What’s not up for debate is that “Air” proves a crowd-pleasing tale of the triumph of the little guy (or guys) against powerful representatives of the corporate status quo, or that it offers another choice role for Damon in a long line of them. He makes the most of it; in his hands Vaccaro is a rumpled, passionate believer who will stop at nothing to secure Jordan’s signature, including travelling to talk directly to his mother (a no-no in the business, as it will offend the young man’s agent, played with hilarious self-regard by Chris Messina, in one of his best performances ever).
Damon and Messina are joined not only by Affleck, who does a fine seriocomic turn as a fellow torn between a board obsessed with the bottom line and his own preferences, which lean toward risk-taking and a Buddhist love of serenity, but Jason Bateman as Nike’s harried director of publicity, Chris Tucker as a voluble colleague and advisor to Vaccaro, and Matthew Maher as Peter Moore, the actual designer of the shoe that changed the sports apparel business. Marlon Wayans also makes a strong impression as George Raveling, the ex-Olympics coach whom Vaccaro consults in his pursuit of the superstar (In the usual fashion of today’s fact-based movies, we get nifty little closing captions about the futures of the various players.)
But even among such a deft group Davis stands out, embodying the steely mother determined to secure for her son everything that she believes he deserves. Convery cannily sets up a couple of sequences in which Deloris, primed by Vaccaro, meets with the boards of Adidas and Converse to discuss the possibility of Michael accepting their offers, and the mere look in Davis’ eyes is enough to tell viewers what she’s thinking as the executives (including Jay Mohr) deliver their spiels.
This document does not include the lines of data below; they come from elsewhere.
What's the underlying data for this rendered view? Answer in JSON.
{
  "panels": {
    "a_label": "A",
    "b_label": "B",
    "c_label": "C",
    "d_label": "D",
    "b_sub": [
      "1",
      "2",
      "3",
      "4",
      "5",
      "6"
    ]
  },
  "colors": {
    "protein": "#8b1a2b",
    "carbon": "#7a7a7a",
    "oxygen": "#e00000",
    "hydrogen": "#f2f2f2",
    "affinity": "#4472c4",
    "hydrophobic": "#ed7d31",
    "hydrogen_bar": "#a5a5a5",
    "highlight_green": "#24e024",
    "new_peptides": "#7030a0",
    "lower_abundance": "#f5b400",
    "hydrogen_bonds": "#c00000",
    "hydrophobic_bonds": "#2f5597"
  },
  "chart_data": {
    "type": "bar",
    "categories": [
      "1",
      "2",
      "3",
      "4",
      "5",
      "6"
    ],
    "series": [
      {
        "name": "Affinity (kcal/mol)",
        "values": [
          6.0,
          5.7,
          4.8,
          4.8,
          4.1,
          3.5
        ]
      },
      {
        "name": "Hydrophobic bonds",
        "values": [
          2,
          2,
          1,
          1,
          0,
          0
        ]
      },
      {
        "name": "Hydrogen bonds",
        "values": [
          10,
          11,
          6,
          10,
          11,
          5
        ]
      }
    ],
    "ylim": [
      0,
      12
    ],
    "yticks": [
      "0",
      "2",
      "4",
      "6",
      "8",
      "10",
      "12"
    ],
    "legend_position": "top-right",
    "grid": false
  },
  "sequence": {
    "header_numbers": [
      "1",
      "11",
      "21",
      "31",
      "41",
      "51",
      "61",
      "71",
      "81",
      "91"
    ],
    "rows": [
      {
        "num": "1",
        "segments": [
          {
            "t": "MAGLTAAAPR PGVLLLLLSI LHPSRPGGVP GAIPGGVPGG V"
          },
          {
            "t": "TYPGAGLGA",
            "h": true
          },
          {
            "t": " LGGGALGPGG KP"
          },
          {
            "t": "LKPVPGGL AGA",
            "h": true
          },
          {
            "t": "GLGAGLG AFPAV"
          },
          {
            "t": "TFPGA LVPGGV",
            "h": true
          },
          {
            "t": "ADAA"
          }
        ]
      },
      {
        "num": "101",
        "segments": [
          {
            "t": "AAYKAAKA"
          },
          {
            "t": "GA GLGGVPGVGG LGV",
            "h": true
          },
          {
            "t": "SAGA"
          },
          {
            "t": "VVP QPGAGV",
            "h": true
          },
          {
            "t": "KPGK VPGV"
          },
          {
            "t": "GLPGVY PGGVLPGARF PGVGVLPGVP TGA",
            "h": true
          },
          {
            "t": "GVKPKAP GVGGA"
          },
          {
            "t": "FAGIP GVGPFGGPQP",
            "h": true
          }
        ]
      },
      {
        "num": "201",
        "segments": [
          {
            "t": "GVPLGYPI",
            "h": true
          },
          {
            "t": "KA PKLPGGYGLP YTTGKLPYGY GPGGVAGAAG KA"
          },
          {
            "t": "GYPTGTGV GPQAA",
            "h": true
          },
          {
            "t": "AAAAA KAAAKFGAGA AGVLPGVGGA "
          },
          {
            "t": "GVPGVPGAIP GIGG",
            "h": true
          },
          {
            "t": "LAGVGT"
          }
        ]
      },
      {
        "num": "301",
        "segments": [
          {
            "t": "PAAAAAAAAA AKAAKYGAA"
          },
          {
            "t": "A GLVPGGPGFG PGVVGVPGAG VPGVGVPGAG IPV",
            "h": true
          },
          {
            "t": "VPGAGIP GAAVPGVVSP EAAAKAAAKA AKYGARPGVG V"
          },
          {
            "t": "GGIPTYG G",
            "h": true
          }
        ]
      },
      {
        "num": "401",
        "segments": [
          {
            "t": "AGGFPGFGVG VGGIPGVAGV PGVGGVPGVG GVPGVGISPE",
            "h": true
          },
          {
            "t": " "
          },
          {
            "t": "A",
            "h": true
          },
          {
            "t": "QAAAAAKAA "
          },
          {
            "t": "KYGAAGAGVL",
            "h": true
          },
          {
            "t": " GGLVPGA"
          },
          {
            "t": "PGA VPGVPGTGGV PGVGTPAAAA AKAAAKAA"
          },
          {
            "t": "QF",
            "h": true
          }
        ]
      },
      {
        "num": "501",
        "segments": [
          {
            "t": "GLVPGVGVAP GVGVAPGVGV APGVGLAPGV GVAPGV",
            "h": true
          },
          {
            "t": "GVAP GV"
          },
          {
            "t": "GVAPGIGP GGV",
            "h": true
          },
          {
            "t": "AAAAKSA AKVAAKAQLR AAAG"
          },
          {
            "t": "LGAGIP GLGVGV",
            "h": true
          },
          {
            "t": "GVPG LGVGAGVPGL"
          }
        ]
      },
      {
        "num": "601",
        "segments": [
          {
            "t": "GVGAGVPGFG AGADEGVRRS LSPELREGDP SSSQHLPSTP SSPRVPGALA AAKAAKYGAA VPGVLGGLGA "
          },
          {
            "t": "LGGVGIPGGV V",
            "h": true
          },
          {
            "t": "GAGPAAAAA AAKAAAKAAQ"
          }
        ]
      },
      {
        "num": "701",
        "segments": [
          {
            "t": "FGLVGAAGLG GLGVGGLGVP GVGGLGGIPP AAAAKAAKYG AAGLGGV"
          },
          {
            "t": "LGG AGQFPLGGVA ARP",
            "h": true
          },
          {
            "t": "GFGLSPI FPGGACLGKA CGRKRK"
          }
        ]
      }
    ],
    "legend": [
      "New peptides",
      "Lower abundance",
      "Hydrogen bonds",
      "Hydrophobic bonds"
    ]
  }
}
There are stumbles in “Air,” something oddly appropriate in a movie about a game in which a slight misstep on the court can make all the difference in the outcome. The culminating meeting of the Jordans and the Nike staff, for instance, in which everything is on the line for Vaccaro, overdoes the comedy in terms of Bateman and Affleck, while veering into mawkishness in Damon’s impassioned plea to Michael, with that prophetic montage inserted as well. But the actors manage to sell Convery’s excesses, here and elsewhere.
The picture is handsomely if not spectacularly mounted– François Audouy’s production design and Charlese Antoinette Jones’s costumes capture the flavor of the period nicely, as does Andrea von Foerster’s score, peppered as it is with pop songs of the era; and Robert Richardson’s cinematography (as well as Goldberg’s editing) emphasize the intensity of the action, with frequent close-ups and busy office scenes contrasted with others of individual characters worrying in isolation over their choices.
It’s debatable whether you should be cheering what Sonny and Deloris actually accomplish in “Air,” but the film is so adroitly managed that for a while, at least, you’ll set aside your doubts and feel the inspirational rush the film is calculated to deliver.